%0 journal article
%@ 1463-5003
%A Ricker, M.,Kousal, J.,Günther, H.,Behrens, A.,Staneva, J.
%D 2025
%J Ocean Modelling
%N 
%P 102564 
%R doi:10.1016/j.ocemod.2025.102564
%T The Introduction of Observation-Based Wave Physics into the Wind-Wave Model WAM: Wave Assessments for a Semi-Enclosed Basin
%U https://doi.org/10.1016/j.ocemod.2025.102564
 
%X This study presents the successful integration of ST6 observation-based source term physics into the WAM Cycle 7 wind-wave model, marking the first comprehensive validation and comparison with the existing wave physics ST3 and ST4 of WAM, with a specific focus on the Black Sea.
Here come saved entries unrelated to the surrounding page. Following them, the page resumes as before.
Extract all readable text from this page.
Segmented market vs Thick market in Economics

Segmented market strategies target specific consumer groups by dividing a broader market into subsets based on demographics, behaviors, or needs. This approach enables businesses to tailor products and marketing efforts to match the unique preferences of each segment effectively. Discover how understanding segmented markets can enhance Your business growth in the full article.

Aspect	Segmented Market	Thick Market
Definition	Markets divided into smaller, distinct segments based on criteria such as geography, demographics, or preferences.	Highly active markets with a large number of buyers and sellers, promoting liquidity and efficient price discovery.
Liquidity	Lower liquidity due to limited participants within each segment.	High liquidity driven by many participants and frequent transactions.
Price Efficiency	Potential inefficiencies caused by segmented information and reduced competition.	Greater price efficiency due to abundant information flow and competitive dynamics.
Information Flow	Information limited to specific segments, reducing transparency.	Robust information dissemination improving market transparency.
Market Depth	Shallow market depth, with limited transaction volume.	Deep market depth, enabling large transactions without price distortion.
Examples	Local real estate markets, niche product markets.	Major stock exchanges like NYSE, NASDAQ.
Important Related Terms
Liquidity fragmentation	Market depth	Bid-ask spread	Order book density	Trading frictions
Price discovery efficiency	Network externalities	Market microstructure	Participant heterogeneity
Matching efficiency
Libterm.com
Overall, validations demonstrate consistent and satisfactory performance across all three source term physics, aligning with findings from previous studies using different wave models in various regions. Minor discrepancies exist. ST3 excels in representing significant wave height, crucial for wave power applications, while ST4 and ST6 best reproduce TM02 mean wave period and mean wave direction, impacting Stokes drift direction and thereby drift simulations. Validation metrics unaffected by bias confirm the similarity of the three physics, ruling out calibration issues. Evaluations of ERA5 wind forcing reveal larger errors induced by wind compared to source terms, emphasising the significance of wind quality and model calibration over physics choice. During extreme events, the physics exhibit similar performance, although wind speeds remain relatively low compared to the global ocean. Studies indicate greater discrepancies among physics in larger-scale scenarios with increased fetch, prevailing swell, or hurricanes, where ST6 demonstrates superior performance, while ST4 fares better in low-wind conditions. These findings showcase the need for the examination of these scenarios in the new WAM Cycle 7 version.